I still don't get why pink and dolls have to be "girl" things and sports and presumably the color blue are "boy" things. That just doesn't sit well with me. Those externals should be allowed to transcend gender in this day & age. If we could remove that filter, I think a lot of kids would be happier,not just transgendered children. As for raising a transgendered child, it sounds like Jona's parents have found the right approach, and I hope Bradley and her parents are able to find acceptance and happiness someday.
@LaComtesse: I know! When I got into the house I e-mailed Jez with the link right away (although I'm sure they heard it as well) because I really wanted to read everyone's input on this.
I think this would be a really tough issue for any parent, but if the kids are really happy being "girls", let them be!
@JennaW:
NOTE: "is a strong one" in that it plays right into our emotional response to such a scenario and NOT to our brains.
I feel for both sets of parents. Transgender issues aren't something they cover in parenting books. But I will say that I would rather tell my son, "Look, you're a little different, but be who you are and force society to accept you," as opposed to "Look, there's something wrong with you. Force yourself to change and be accepted."
there's no biological difference between races but there is a difference between physical sex (gender is totally different).
it's not just that gender is a construct, but that often transgendered people literally have their internal chemicals crossed. chemically, they're probably girls, and it causes them to identify with the construct that is femaleness. i've had many many transgendered friends. it's a hard road to trek, and supportive parents are the best assets they could have sometimes.
@tailfeather: people are afraid of what they dont understand. Sad really.
I think Dr. Ken is wrong and his argument using race is weak. Gender is an assigned social construct with specific "roles" which says there are only two sexes.
May cultures don't agree with this and allow people freedom to pick the gender right for them.
I hope Bradley's parent find another doctor soon. It is a sad thing to see suicidal children because they feel unaccepted by society and their own family.
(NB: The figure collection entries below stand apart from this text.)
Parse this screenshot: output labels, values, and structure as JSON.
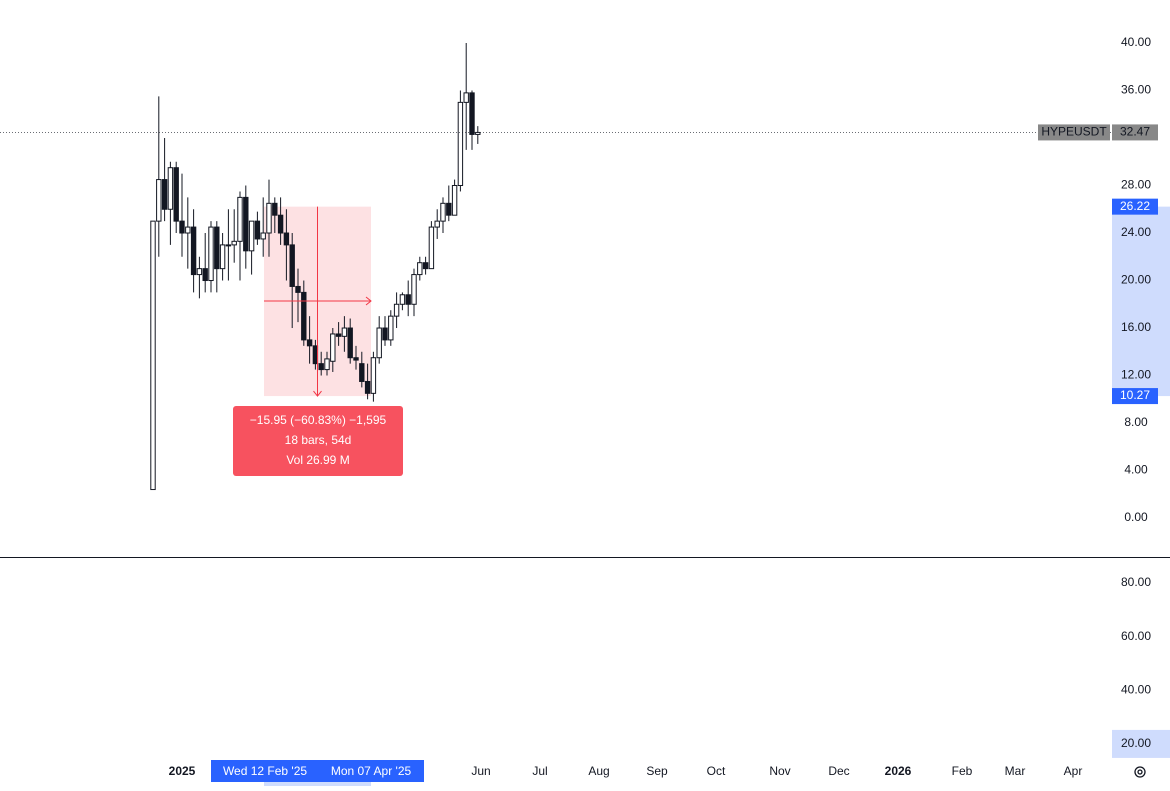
{
  "chart_data": {
    "type": "candlestick",
    "symbol": "HYPEUSDT",
    "last_price": 32.47,
    "open": [
      2.4,
      25,
      28.5,
      26,
      29.5,
      25,
      24,
      24.5,
      20.5,
      21,
      20,
      24.5,
      21,
      23,
      23,
      23.3,
      27,
      22.5,
      25,
      23.5,
      24,
      26.5,
      25.5,
      24,
      23,
      19.5,
      19,
      15,
      14.5,
      13,
      12.5,
      13.2,
      15.5,
      15.3,
      16,
      13.5,
      13,
      11.5,
      10.5,
      13.5,
      16,
      15,
      17,
      18,
      18.8,
      18,
      20.5,
      21.5,
      21,
      24.5,
      25,
      26.5,
      25.5,
      28,
      35,
      35.8,
      32.3
    ],
    "high": [
      25,
      35.5,
      32,
      30,
      30,
      29,
      27,
      26,
      22,
      24,
      25,
      25,
      24,
      26,
      26,
      27.5,
      28,
      25,
      25.8,
      27,
      28.5,
      27,
      27,
      26,
      24,
      21,
      20,
      17,
      15,
      14,
      14,
      16,
      16.5,
      17,
      16.8,
      14.5,
      14,
      13,
      14,
      17,
      17,
      17.5,
      19,
      19,
      20,
      21,
      22,
      22,
      25,
      26,
      27,
      28,
      28.5,
      36,
      40,
      36,
      33
    ],
    "low": [
      2.4,
      22,
      25,
      23,
      24,
      22,
      21,
      19,
      18.5,
      19,
      19,
      19,
      20,
      20,
      21.5,
      20,
      21,
      20.5,
      23,
      22,
      22,
      24,
      23,
      20,
      16,
      16.5,
      14.5,
      13,
      12.5,
      12,
      12,
      12.3,
      14.5,
      14,
      13,
      12.5,
      11,
      10,
      9.8,
      13,
      14.5,
      14.5,
      16,
      17.5,
      17,
      17,
      20,
      20.5,
      21,
      23.5,
      24,
      25,
      25.5,
      27.5,
      31,
      31,
      31.5
    ],
    "close": [
      25,
      28.5,
      26,
      29.5,
      25,
      24,
      24.5,
      20.5,
      21,
      20,
      24.5,
      21,
      23,
      23,
      23.3,
      27,
      22.5,
      25,
      23.5,
      24,
      26.5,
      25.5,
      24,
      23,
      19.5,
      19,
      15,
      14.5,
      13,
      12.5,
      13.4,
      15.5,
      15.3,
      16,
      13.5,
      13.3,
      11.5,
      10.5,
      13.5,
      16,
      15,
      17,
      18,
      18.8,
      18,
      20.5,
      21.5,
      21,
      24.5,
      25,
      26.5,
      25.5,
      28,
      35,
      35.8,
      32.3,
      32.47
    ],
    "ylim": [
      -3.28,
      43.62
    ],
    "yticks": [
      {
        "value": 0,
        "label": "0.00"
      },
      {
        "value": 4,
        "label": "4.00"
      },
      {
        "value": 8,
        "label": "8.00"
      },
      {
        "value": 12,
        "label": "12.00"
      },
      {
        "value": 16,
        "label": "16.00"
      },
      {
        "value": 20,
        "label": "20.00"
      },
      {
        "value": 24,
        "label": "24.00"
      },
      {
        "value": 28,
        "label": "28.00"
      },
      {
        "value": 36,
        "label": "36.00"
      },
      {
        "value": 40,
        "label": "40.00"
      }
    ],
    "x_labels": [
      "2025",
      "Jun",
      "Jul",
      "Aug",
      "Sep",
      "Oct",
      "Nov",
      "Dec",
      "2026",
      "Feb",
      "Mar",
      "Apr"
    ],
    "measure": {
      "top": 26.22,
      "bottom": 10.27,
      "change": "−15.95 (−60.83%) −1,595",
      "bars": "18 bars, 54d",
      "volume": "Vol 26.99 M",
      "start_date": "Wed 12 Feb '25",
      "end_date": "Mon 07 Apr '25"
    },
    "lower_pane": {
      "ylim": [
        14.0,
        89.35
      ],
      "yticks": [
        {
          "value": 20,
          "label": "20.00"
        },
        {
          "value": 40,
          "label": "40.00"
        },
        {
          "value": 60,
          "label": "60.00"
        },
        {
          "value": 80,
          "label": "80.00"
        }
      ]
    }
  }
}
Kudos to Jona and his family.
I listened to this this morning. I don't know exactly how to articulate all the thoughts and feelings I have about it (other than that Zucker's methods seem awfully cruel), and I understand that they boys have always identified as "girls" but I do wish there could be some way to live between Polly Pocket world and whatever it is that Bradley was given to replace his "girl" toys.
If I had a transgendered child, I'd love them just the same and let them explore and enjoy being a child. However, I would throw their butts in kickboxing/self-defense right away. 'Cause mama-love won't protect you from the ass-holes of the world.
Most girls I know don't like pink and are not "girlie". That doesn't make them "tomboys". The kids do not have gender issues because they like "girl" things. They are just boys who like pretty things. Nothing wrong or really ususal about that. Most boys are interested in nailpolish and makeup. It is just paint to them.
@Begorrah: Exactly. How can you argue otherwise when there are these two remarkable children as evidence?
@tailfeather: Yeah, that's stupid.
It was kind of heartbreaking, because Bradley's parents didn't seem awful, they just didn't know what to do. It wasn't just the gender confusion, they were concerned that he only socialized with girls as well.
I hope everything works out for both families.
Jona's really lucky to have such understanding parents. Though I can see why Bradley's parents might have difficulty accepting him as he is - their background and the community they live in might not make it an easy choice for them. 'Ma vie en Rose' is a brilliant insight into this issue, oh and ludovic (the main character) is just adorable.